L’action du roman commence dans une petite salle d’un cinéma de Reykjavik, le Hafnarbio qui projette un western L’homme sauvage (The Stalking Moon) avec Gregory Peck. On remarque qu’il s’agit d’un film américain (la bande-annonce de Little big man est attendue par certains) et que le lieu n’est certainement pas choisi au hasard par Indridasson, puisqu’il a exercé la fonction de critique de cinéma. A la fin de la séance, un jeune homme est retrouvé mort, assassiné d’un coup de couteau en plein cœur. Il semble qu’il n’ait même pas eu le temps de réaliser ce qui lui arrivait. Une fois identifié, on réalise que Ragnar, ce jeune Islandais un peu simple d’esprit (suite à un accident domestique) a probablement eu la malchance de se trouver au mauvais endroit au mauvais moment. C’était un inoffensif cinéphile (attention, je ne dis surtout pas que les cinéphiles sont des simples d’esprit) qui s’amusait à enregistrer des dialogues, sur son magnétophone à cassettes discrètement posé sur ses genoux. Discrètement parce qu’il savait qu’il n’avait pas le droit de faire ces enregistrements. Mais il ne faisait de mal à personne. C’était juste un fou de cinéma comme d’autres sont fous de voitures ou des femmes.

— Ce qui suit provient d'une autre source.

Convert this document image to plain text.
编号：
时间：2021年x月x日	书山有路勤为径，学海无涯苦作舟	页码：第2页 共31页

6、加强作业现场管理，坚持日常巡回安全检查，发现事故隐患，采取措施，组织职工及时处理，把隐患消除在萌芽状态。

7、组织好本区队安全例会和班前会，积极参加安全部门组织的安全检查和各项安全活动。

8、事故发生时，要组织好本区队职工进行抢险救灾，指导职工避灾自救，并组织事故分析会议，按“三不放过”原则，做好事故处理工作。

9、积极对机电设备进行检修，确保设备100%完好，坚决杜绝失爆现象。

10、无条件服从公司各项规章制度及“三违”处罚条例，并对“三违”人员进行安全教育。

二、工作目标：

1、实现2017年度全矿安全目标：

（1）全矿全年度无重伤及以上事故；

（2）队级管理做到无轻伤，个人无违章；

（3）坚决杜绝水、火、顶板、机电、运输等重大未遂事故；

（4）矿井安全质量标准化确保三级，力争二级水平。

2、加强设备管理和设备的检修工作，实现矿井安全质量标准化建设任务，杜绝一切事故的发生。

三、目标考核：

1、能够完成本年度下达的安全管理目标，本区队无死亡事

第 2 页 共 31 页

Justement, dans la salle, une seule femme ! Pour un western me direz-vous. De plus, il semble que la femme n’était pas là spécialement pour le film, mais pour retrouver l’homme à côté de qui elle était assise. La difficulté est de retrouver tout ce monde. Heureusement, nous sommes en Islande, pays peu peuplé où beaucoup se connaissent, au moins de vue. L’enquête s’oriente donc vers les spectateurs de la séance, pour obtenir des informations sur ce qu’ils ont vu ou entendu. Certains se manifestent, d’autres sont retrouvés. Les informations glanées sont relativement maigres.

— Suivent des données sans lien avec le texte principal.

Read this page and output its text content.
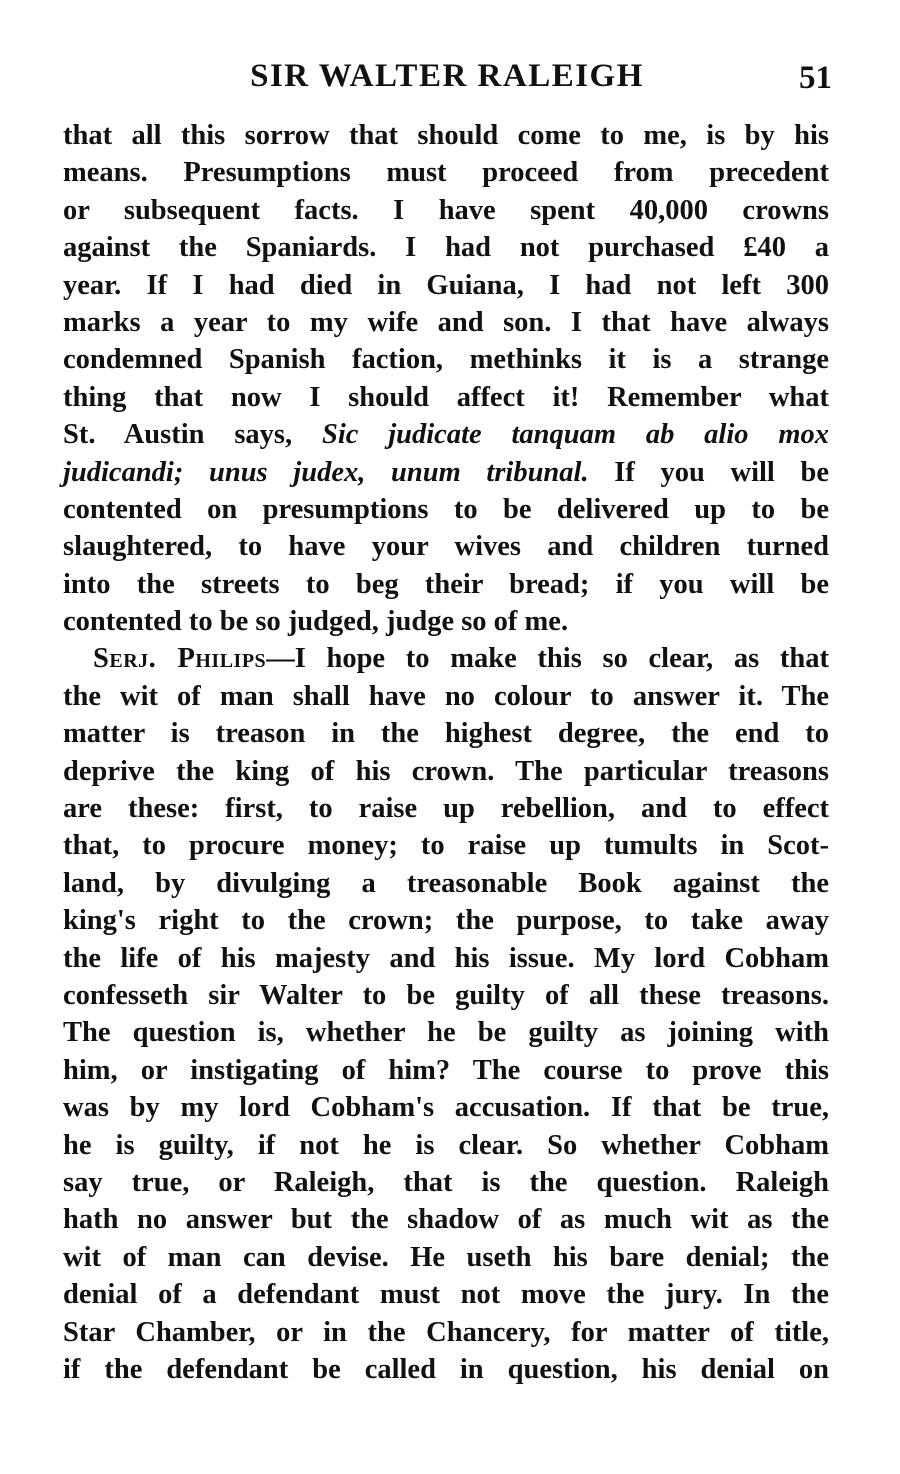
SIR WALTER RALEIGH	51
that all this sorrow that should come to me, is by his
means. Presumptions must proceed from precedent
or subsequent facts. I have spent 40,000 crowns
against the Spaniards. I had not purchased £40 a
year. If I had died in Guiana, I had not left 300
marks a year to my wife and son. I that have always
condemned Spanish faction, methinks it is a strange
thing that now I should affect it! Remember what
St. Austin says, Sic judicate tanquam ab alio mox
judicandi; unus judex, unum tribunal. If you will be
contented on presumptions to be delivered up to be
slaughtered, to have your wives and children turned
into the streets to beg their bread; if you will be
contented to be so judged, judge so of me.
Serj. Philips—I hope to make this so clear, as that
the wit of man shall have no colour to answer it. The
matter is treason in the highest degree, the end to
deprive the king of his crown. The particular treasons
are these: first, to raise up rebellion, and to effect
that, to procure money; to raise up tumults in Scot-
land, by divulging a treasonable Book against the
king's right to the crown; the purpose, to take away
the life of his majesty and his issue. My lord Cobham
confesseth sir Walter to be guilty of all these treasons.
The question is, whether he be guilty as joining with
him, or instigating of him? The course to prove this
was by my lord Cobham's accusation. If that be true,
he is guilty, if not he is clear. So whether Cobham
say true, or Raleigh, that is the question. Raleigh
hath no answer but the shadow of as much wit as the
wit of man can devise. He useth his bare denial; the
denial of a defendant must not move the jury. In the
Star Chamber, or in the Chancery, for matter of title,
if the defendant be called in question, his denial on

Dans le même temps, l’enquêtrice (Marion Briem, épaulée par un certain Albert qui n’appréciera pas qu’elle fasse un peu de rétention d’informations, alors qu’elle affirme lui faire entièrement confiance) est préoccupée par sa vie personnelle. Elle est obsédée par des vieux souvenirs de son enfance, quand elle allait à la pêche avec Athanasius et quand elle a été hébergée dans un sanatorium pour soigner sa tuberculose. Elle retrouve une vieille amie et elle discute avec un collègue qui lui apporte une information étonnante, à caractère politique.


Voilà qui donne une nouvelle orientation à l’enquête. La déclaration d’un témoin capital fait comprendre au lecteur que les choses sont bien plus complexes qu’une enquête pour meurtre en Islande. Il dit quelque chose comme « Vous avez compris de travers ». Enfin, il insiste pour que Marion attende quelques heures avant de tenter de boucler son enquête. On se doute que des vies sont en jeu, mais il faudra attendre la fin pour réaliser de qui il s’agit.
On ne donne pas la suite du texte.